Kemal Kılıçdaroğlu, the leader of the main opposition Republican People’s Party (CHP), said the party is the representative of the stake on behalf of Turkey’s founder, Mustafa Kemal Atatürk, does not benefit financially from the holding and plays no role in the bank’s decision-making.
Kılıçdaroğlu urged Erdoğan to respect the memory of Atatürk, adding that dividend revenues from the Işbank shares are given to the Turkish Liguistic Society and the Turkish Historical Society, upon Ataturk’s wishes. Shareholder information on the bank's website backs up Kılıçdaroğlu's assertion.
"If the assets of Ataturk come under the auspices of anything, it should be the Treasury, not the banner of a political party," Erdoğan said.
The decline in Işbank's shares helped push the main banking index in Istanbul down by 2 percent to 98,639 points in Istanbul trading.
Perhaps Erdoğan plans to transfer the stake to the Turkiye Wealth Fund, Kılıçdaroğlu told reporters on Monday.
Last week, Erdoğan appointed himself head of the country's sovereign wealth fund, which controls assets previously overseen by the Treasury and parliament including government stakes in two state-run banks and Turkish Airlines.

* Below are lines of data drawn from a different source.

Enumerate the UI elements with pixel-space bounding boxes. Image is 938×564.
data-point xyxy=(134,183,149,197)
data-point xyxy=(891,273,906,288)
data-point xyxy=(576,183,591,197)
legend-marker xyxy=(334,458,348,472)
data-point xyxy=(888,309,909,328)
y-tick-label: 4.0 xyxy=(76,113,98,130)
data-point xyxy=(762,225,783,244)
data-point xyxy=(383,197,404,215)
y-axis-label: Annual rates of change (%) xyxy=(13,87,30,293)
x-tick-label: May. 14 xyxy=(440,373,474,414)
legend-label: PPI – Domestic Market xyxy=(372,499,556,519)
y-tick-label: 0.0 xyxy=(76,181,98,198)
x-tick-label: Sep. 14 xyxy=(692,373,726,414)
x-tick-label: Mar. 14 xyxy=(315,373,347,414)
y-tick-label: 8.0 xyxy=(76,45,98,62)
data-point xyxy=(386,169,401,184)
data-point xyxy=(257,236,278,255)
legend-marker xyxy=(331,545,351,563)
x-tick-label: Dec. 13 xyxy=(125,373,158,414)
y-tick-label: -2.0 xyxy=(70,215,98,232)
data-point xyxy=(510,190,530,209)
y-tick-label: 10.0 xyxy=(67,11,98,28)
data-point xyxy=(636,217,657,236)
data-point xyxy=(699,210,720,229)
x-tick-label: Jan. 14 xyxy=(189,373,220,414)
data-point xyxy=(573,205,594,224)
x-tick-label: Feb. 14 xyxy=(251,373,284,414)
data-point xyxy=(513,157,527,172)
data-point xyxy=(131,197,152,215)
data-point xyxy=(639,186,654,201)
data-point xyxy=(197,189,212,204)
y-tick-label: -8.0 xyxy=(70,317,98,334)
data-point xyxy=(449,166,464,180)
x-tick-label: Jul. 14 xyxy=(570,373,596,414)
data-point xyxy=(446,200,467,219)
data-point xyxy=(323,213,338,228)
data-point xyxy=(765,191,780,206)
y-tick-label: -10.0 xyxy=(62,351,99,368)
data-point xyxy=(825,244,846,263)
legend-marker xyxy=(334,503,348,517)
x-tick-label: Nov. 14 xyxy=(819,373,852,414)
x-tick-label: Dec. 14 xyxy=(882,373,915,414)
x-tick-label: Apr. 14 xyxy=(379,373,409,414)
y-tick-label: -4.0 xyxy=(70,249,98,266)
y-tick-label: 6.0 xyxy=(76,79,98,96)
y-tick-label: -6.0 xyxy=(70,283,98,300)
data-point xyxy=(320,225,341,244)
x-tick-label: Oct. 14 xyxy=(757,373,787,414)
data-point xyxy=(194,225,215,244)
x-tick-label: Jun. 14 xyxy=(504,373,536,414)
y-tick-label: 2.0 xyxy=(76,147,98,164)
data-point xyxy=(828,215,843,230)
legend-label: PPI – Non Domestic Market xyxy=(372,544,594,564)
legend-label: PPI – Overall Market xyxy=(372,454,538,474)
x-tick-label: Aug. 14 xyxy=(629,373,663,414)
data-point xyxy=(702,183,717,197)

Berat Albayrak, Erdoğan's son-in-law, is Treasury and Finance Minister since July and has been made deputy head of the fund.
The CHP’s shares in Işbank were once transferred to the Treasury following a military coup in 1980, but the party won a court case to get them back, Kılıçdaroğlu said. Erdoğan should look at the legal history regarding the stake, he said.
It is not the first time the CHP's stake in Işbank has become the subject of controversy. In 2016, one of Erdoğan's advisers called for the bank to be nationalised after Kılıçdaroğlu called Erdoğan a "tin-pot dictator".